I detti calabresi più divertenti: 20 espressioni del dialetto che fanno ridere

Il dialetto calabrese ha una qualità precisa: riesce a essere divertente e profondo allo stesso tempo. Le espressioni più comiche spesso nascondono osservazioni acutissime — su chi parla troppo, su chi lavora poco, su chi si prende troppo sul serio.

Questi venti detti sono quelli che fanno ridere — ma solo finché non ci si riconosce dentro.

Sul carattere delle persone

❝ Parri, parri e poi fai chiddu chi voi tu ❞

Traduzione: Parli, parli e poi fai quello che vuoi

Significato: Una delle frasi più usate in Calabria — di solito rivolte a qualcuno che chiede consiglio e poi lo ignora.

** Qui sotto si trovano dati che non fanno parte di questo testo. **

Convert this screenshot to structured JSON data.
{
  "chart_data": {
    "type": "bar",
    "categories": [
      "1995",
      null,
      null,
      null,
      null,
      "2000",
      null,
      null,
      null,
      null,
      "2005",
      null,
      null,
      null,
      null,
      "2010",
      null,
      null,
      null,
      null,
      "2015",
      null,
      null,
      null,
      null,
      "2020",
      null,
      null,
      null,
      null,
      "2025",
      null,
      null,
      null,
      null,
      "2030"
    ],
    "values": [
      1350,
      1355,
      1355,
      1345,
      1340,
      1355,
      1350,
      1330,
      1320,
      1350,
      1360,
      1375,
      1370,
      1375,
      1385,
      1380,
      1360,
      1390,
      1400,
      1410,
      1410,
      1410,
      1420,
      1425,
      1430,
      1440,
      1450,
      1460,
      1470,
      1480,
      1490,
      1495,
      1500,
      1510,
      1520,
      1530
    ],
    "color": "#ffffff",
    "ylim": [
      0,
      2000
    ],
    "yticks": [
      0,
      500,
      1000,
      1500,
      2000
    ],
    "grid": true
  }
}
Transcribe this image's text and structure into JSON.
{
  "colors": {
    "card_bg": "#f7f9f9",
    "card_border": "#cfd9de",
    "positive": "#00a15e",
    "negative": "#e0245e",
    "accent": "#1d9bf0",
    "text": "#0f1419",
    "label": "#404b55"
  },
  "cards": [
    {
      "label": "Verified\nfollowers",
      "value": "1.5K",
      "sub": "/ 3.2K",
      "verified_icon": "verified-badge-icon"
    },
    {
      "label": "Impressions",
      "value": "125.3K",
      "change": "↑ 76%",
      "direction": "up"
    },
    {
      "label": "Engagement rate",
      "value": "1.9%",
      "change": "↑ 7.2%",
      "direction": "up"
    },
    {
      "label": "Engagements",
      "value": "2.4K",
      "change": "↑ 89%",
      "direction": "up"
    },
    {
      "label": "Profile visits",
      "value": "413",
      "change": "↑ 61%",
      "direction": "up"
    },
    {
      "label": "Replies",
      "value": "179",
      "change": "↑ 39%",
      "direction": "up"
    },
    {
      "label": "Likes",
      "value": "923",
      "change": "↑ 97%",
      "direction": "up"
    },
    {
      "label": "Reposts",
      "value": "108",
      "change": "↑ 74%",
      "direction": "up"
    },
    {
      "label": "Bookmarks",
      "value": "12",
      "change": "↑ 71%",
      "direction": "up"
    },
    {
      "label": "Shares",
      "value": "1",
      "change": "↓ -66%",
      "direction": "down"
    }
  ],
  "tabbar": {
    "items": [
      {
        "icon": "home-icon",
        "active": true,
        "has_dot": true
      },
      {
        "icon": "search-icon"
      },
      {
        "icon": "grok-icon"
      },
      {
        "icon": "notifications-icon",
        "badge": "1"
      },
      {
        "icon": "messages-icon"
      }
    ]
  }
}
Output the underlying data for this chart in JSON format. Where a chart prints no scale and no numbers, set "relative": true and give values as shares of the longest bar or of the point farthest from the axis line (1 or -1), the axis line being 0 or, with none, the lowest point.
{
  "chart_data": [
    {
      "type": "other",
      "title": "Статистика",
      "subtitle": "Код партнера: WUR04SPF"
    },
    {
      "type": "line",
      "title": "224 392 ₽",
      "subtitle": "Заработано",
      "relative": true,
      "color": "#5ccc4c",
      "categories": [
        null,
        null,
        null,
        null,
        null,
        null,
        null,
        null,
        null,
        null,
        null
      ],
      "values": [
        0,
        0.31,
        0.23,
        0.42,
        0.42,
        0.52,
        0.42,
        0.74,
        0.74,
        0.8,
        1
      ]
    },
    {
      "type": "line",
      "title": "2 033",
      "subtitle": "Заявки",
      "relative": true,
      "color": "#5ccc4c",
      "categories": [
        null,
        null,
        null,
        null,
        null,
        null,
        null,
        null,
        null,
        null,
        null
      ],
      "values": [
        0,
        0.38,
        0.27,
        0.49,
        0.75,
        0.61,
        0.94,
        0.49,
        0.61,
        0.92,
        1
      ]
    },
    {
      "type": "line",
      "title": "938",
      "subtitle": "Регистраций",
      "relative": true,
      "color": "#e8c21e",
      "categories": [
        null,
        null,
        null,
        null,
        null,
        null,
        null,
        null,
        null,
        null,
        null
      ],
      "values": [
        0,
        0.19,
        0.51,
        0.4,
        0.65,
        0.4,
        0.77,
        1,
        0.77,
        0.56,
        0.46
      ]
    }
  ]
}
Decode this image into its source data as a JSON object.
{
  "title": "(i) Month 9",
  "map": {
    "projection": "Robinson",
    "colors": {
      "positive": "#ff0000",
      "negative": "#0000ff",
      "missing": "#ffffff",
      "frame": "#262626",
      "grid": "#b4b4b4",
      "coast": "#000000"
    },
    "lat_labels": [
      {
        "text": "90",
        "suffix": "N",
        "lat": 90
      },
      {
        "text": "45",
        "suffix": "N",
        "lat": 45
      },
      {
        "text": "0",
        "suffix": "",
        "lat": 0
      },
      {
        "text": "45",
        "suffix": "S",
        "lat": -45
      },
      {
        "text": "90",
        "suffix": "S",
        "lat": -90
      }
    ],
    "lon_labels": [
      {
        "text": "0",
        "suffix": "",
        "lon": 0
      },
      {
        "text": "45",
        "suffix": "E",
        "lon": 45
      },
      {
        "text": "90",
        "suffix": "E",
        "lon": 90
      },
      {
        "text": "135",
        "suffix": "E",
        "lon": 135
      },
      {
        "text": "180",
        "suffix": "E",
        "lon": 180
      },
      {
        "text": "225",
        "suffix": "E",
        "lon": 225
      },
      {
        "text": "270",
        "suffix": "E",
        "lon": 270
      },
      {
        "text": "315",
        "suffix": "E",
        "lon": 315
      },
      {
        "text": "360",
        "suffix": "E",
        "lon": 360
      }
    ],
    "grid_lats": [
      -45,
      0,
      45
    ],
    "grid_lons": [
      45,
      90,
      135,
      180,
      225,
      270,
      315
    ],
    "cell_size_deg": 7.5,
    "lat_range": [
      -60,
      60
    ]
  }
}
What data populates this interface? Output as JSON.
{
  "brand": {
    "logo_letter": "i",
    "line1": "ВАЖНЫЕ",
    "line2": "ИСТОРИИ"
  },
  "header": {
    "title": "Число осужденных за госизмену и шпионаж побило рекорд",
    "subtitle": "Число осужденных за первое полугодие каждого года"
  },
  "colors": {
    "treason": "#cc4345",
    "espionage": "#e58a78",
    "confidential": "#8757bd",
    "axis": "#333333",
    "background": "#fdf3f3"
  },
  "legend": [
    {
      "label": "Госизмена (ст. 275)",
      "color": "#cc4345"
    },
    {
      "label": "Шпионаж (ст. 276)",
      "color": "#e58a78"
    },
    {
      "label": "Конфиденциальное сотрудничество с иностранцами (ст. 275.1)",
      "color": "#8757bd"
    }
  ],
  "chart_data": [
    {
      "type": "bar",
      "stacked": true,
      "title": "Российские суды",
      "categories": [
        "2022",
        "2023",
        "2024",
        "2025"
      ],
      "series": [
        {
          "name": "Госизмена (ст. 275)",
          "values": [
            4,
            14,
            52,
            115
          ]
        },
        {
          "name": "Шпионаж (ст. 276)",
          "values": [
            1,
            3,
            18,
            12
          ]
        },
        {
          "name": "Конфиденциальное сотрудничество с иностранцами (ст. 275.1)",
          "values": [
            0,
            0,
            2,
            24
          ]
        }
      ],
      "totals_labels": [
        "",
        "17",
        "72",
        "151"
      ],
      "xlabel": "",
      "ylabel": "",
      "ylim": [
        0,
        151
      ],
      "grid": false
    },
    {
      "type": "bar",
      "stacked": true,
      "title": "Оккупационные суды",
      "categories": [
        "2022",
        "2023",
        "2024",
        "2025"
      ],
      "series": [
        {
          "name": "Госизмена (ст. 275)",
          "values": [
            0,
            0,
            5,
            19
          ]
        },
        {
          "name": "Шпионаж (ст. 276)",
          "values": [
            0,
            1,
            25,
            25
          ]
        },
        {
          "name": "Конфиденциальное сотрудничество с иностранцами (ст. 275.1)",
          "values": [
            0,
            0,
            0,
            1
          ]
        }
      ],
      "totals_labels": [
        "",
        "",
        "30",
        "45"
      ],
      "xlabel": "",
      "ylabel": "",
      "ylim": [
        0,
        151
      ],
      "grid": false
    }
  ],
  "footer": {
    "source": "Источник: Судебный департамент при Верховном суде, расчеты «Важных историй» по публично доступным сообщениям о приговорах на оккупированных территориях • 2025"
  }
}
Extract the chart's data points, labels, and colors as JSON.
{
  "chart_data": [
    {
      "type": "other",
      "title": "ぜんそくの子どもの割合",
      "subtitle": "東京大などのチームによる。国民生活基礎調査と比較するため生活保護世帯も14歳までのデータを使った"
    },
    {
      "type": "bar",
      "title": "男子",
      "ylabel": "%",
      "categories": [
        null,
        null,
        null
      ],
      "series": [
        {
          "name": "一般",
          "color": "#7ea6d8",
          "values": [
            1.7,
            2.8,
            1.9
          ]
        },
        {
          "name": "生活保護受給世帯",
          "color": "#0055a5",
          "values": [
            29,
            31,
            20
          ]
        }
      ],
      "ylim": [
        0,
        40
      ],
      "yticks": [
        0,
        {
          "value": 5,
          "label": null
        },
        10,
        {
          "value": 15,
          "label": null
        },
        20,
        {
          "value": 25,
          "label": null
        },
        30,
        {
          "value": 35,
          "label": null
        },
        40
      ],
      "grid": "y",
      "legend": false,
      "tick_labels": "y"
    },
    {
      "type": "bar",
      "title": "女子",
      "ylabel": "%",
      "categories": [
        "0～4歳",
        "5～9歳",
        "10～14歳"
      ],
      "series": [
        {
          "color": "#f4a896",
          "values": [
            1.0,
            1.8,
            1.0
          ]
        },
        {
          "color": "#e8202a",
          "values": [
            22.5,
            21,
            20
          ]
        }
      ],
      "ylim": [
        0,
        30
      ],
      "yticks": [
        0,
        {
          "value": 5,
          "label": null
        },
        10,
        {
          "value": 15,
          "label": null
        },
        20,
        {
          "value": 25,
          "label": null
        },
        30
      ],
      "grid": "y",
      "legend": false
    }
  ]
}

❝ U piritu du previti non po’ puzzà ❞

Traduzione: Il peto del prete non può puzzare

Significato: Chi ha autorità non può essere criticato — ma puzza lo stesso. Ironia calabrese sull’ipocrisia dei potenti.

❝ Cu troppu si lava, a rogna si cava ❞

Traduzione: Chi si lava troppo, si toglie la rogna

Significato: Chi si preoccupa troppo dell’apparenza alla fine si fa del male. Un avvertimento contro la vanità eccessiva.

❝ Megghiu ‘n’asinu vivu chi ‘n dutturi mortu ❞

Traduzione: Meglio un asino vivo che un dottore morto

Significato: L’intelligenza pratica vale più del titolo. Un invito a non sopravvalutare i diplomi e sottovalutare il buonsenso.

Sul parlare e il tacere

❝ Lingua calabrisa taglia e nun abbotta ❞

Traduzione: La lingua calabrese taglia e non si riempie

Significato: I calabresi sanno essere taglienti — e non si stancano mai di esserlo.

❝ Cu assai parla assai erra ❞

Traduzione: Chi molto parla, molto sbaglia

Significato: Meno parole, meno errori. Un classico del realismo calabrese.

❝ A megghiu parola è chidda chi nun si dici ❞

Traduzione: La miglior parola è quella che non si dice

Significato: Il silenzio strategico come virtù. A volte non rispondere è la risposta migliore.

Sugli stupidi e i furbi

❝ U stùpitu è comu u suli: nun si pò guardà fissu ❞

Traduzione: Lo stupido è come il sole: non si può guardare fisso

Significato: L’stupidità è abbagliante — e inutile tentare di discuterci razionalmente.

❝ Cu faci u fissa è furbu ❞

Traduzione: Chi fa lo stupido è furbo

Significato: Fingere di non capire è una strategia. In Calabria lo sanno da sempre.

❝ U furbu si pigghia cu i furbi ❞

Traduzione: Il furbo si prende con i furbi

Significato: Chi cerca di ingannare finisce per essere ingannato da qualcuno più abile.

Espressioni tipiche del dialetto calabrese

Alcune espressioni non sono proverbi ma frasi fisse del dialetto — impossibili da tradurre del tutto, ma immediate nel significato:

❝ Minchia de latru! ❞

Traduzione: Esclamazione di stupore o disappunto

Significato: Impossibile da tradurre alla lettera. Si usa per sorpresa, rabbia leggera o ammirazione. Completamente innocua nel contesto calabrese.

❝ Uè, bella faccia! ❞

Traduzione: Ehi, bella faccia! (detto con ironia)

Significato: Può essere un saluto affettuoso o un’ironia sottile, a seconda del tono. I calabresi usano l’ironia come forma di affetto.

❝ Vai fai u bagnu! ❞

Traduzione: Vai a farti un bagno!

Significato: Il modo calabrese per dire “lasciami stare” senza essere offensivi. Meno aggressivo di quanto sembri, molto usato in famiglia.

Il dialetto calabrese non è solo un modo di parlare — è un modo di guardare il mondo. Con l’ironia di chi ha visto abbastanza per non prendersi troppo sul serio, e la concretezza di chi sa che le parole pesano.